In the original example, element (3,5) is in a vector mode. Element (5,3) is a remainder, not in a vector mode. Examining the assembly with both cases with and without -prec-div you can see the vector mode, specifically this:

< rcpps %xmm2, %xmm0 #22.4

which is a reciprocal vector instruction of lesser precision. This is done for the first 4 elements. The remainder is done with a div.
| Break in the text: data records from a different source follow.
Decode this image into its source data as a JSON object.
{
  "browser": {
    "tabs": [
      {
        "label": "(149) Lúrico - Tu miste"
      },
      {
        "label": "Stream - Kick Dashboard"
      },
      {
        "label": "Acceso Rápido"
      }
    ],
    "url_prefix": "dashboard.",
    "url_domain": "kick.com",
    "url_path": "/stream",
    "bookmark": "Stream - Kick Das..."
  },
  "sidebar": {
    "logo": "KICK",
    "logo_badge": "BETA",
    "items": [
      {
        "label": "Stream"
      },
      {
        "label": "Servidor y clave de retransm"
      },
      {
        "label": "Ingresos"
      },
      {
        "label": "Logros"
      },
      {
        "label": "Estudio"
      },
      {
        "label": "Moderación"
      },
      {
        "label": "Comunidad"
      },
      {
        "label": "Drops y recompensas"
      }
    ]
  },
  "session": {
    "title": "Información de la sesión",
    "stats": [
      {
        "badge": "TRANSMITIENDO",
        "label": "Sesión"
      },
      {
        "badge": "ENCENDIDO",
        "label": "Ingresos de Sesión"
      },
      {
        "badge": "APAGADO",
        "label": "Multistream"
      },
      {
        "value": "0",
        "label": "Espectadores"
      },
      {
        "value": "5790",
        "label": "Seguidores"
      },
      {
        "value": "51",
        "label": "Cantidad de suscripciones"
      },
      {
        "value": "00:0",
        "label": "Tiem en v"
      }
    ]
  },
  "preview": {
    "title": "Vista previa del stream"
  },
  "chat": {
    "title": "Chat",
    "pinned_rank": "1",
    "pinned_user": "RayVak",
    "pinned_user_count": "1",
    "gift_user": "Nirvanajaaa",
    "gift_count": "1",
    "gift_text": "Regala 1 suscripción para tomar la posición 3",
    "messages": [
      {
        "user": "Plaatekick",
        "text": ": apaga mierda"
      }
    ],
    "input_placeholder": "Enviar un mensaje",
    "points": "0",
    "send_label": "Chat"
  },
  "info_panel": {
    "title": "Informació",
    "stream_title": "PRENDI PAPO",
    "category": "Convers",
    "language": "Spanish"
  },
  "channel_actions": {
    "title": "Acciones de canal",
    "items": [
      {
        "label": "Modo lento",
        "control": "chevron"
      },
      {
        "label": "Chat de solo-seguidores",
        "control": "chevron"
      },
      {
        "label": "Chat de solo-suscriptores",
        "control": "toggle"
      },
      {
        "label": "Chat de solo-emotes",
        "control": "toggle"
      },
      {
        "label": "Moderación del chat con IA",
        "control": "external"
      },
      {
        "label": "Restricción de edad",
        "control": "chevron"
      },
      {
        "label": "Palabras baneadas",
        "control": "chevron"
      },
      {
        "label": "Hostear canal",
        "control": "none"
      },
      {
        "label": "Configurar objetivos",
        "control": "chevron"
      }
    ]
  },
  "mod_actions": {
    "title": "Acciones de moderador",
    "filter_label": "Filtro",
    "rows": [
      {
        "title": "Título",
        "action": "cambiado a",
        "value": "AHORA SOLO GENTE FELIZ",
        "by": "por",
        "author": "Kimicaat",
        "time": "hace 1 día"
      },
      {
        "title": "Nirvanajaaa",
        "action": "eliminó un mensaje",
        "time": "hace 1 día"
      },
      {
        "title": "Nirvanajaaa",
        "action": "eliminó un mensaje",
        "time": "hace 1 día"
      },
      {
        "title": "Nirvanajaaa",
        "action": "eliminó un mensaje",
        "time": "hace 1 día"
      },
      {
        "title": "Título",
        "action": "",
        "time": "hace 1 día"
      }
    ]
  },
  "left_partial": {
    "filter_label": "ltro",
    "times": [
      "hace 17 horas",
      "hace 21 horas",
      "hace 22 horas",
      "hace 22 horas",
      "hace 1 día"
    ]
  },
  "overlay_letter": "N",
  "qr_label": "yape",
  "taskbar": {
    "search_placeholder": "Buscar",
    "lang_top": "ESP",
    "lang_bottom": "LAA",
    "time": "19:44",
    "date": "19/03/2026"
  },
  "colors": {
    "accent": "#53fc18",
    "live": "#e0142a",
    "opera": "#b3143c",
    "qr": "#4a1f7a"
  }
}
< divss %xmm1, %xmm3 #22.4

whereas the code with -prec-div uses div everywhere

> divps %xmm1, %xmm2 #22.4

So - predictable, reproducible results.

Turning on prec-div OR you can also use -no-vec, same effect.

Zaikun · ‎12-06-2022

Thank you very much for this wonderful explanation. Everything makes sense now. So the behavior is a side effect of optimization, not a bug.

andrew_4619 · ‎12-07-2022

The combined FP operation and remainder FP operation was my expectation of what was happening, it is good to see that is confirmed now. I guess the main point of note is that comparisons of real numbers to zero is not a robust way of coding and can bite back!